第二十話 侵蝕
静寂を突き破った雷鳴で、神楽は目を覚ました。
上半身を布団から出し、まだ暗い部屋を見渡す。
「雷・・・久々に鳴った・・。大きい音だったから
この村の中におちたかもしれない」
目が慣れていないのか、細く睨みながら立ち上がって
畳の上をみしみしと歩きだした。
「お父さんもお母さんもまだ帰ってきてないし・・楓は大丈夫かな・・?」
障子を開け、楓の寝ている部屋へ向かう。
その間にも雷はおち続け、耳がおかしくなりそうだった。
起こしてしまうのは避けたいので、静かにそっと障子を開いた。
しかし、楓の姿が見当たらない。
急いで電気をつけた。
「楓・・・?どこいったの・・?ねぇ!」
家の中を探し回り、大声を出して返答を求めるもいずれ楓の声は聞こえない。
「まさか・・悪天候の中、外に・・!?」
体に悪寒が走った。震えがとまらない。
こんな夜中に楓が家を抜け出すことは一度もなかった。
だからこそ、動揺が激しく、思考が停止してしまう。
気がつけば、靴を履いて玄関をとび出していた。
暗い夜空に閃光が走るたび恐怖に怯えてしまうが、
そんなことよりも居なくなってしまった楓の安否が心配だった。
「楓が夜中に抜け出してまで行った場所・・・・・。っ霞河神社だ!!!」
そう違いないと考えると、さらに速く駆け出して
泥や雨水をはじき飛ばしながら目的地を目指した。
まさか、『記憶』の手掛かりを探しに___!?
だとしたら・・何故そこまでして思い出したいんだろう・・
分からないよ、楓。
私はあなたの気持ちが分からないの。
・・やっぱり、変わらないのね・・・あの子だから。
優しくて、可愛い、私の・・・私の・・・。
やけに胸がざわつく。全力で走っているので息が苦しい。
足が動かなくなってきた。痛い。苦しい。
神社までもう少し。
雷鳴は聞こえるが、雨は少しずつ止んできたようだ。
最後の力を振り絞り、長い階段の先にある鳥居をくぐる。
周りの林が怪しげな雰囲気を醸し出していた。
「・・・え・・・」
雷と大雨で光の差さない夜空が、赤く赤く照らされている。
その光は奥へ行くほど強くなり、熱気とともに神楽を誘う。
疲れ切った体をどうにか動かし、神楽は光のもとへ向かった。
ぱちぱち、と何かがはじけるような音、ごおごおと何かが焼かれている音。
瞳に映ったのは_____。
力が抜け、膝が崩れ落ちる。
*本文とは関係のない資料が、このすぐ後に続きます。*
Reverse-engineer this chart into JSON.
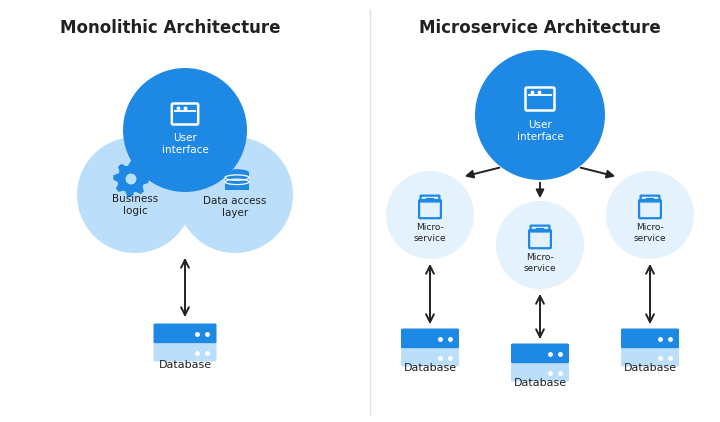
{
  "bg_color": "#ffffff",
  "blue_medium": "#1e88e5",
  "blue_light": "#bbdefb",
  "blue_lighter": "#e3f2fd",
  "arrow_color": "#212121",
  "text_dark": "#212121",
  "mono_title": "Monolithic Architecture",
  "micro_title": "Microservice Architecture",
  "db_label": "Database",
  "micro_service_label": "Micro-\nservice",
  "title_fontsize": 12,
  "label_fontsize": 7.5,
  "db_label_fontsize": 8
}
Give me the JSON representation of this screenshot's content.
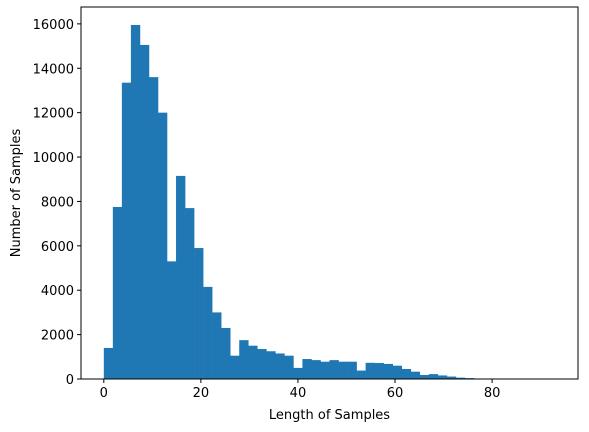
{
  "chart_data": {
    "type": "bar",
    "subtype": "histogram",
    "title": "",
    "xlabel": "Length of Samples",
    "ylabel": "Number of Samples",
    "xlim": [
      -4.7,
      97.7
    ],
    "ylim": [
      0,
      16760
    ],
    "x_ticks": [
      0,
      20,
      40,
      60,
      80
    ],
    "y_ticks": [
      0,
      2000,
      4000,
      6000,
      8000,
      10000,
      12000,
      14000,
      16000
    ],
    "bin_edges": [
      0,
      1.86,
      3.72,
      5.58,
      7.44,
      9.3,
      11.16,
      13.02,
      14.88,
      16.74,
      18.6,
      20.46,
      22.32,
      24.18,
      26.04,
      27.9,
      29.76,
      31.62,
      33.48,
      35.34,
      37.2,
      39.06,
      40.92,
      42.78,
      44.64,
      46.5,
      48.36,
      50.22,
      52.08,
      53.94,
      55.8,
      57.66,
      59.52,
      61.38,
      63.24,
      65.1,
      66.96,
      68.82,
      70.68,
      72.54,
      74.4,
      76.26,
      78.12,
      79.98,
      81.84,
      83.7,
      85.56,
      87.42,
      89.28,
      91.14,
      93.0
    ],
    "values": [
      1400,
      7750,
      13350,
      15950,
      15050,
      13600,
      12000,
      5300,
      9150,
      7700,
      5900,
      4150,
      3000,
      2300,
      1050,
      1750,
      1500,
      1350,
      1250,
      1150,
      1050,
      500,
      900,
      850,
      780,
      850,
      780,
      780,
      380,
      730,
      720,
      680,
      600,
      450,
      330,
      180,
      220,
      160,
      110,
      60,
      40,
      20,
      10,
      5,
      3,
      2,
      1,
      1,
      1,
      1
    ],
    "bar_color": "#1f77b4",
    "grid": false,
    "legend": "none"
  }
}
泥が服に飛び散った。
信じれらない、嘘だよ。これは夢だよ。
そうでしょ、辻君?
手で頬をつねるも、無慈悲な痛みを感じるだけだった。
「い・・や・・、やめてえええぇぇぇぇぇええ!!!!!」
長寿の桜は、赤い炎に侵蝕され、黒く染められ始めていた。
話がまたまた急展開ですみません・・・。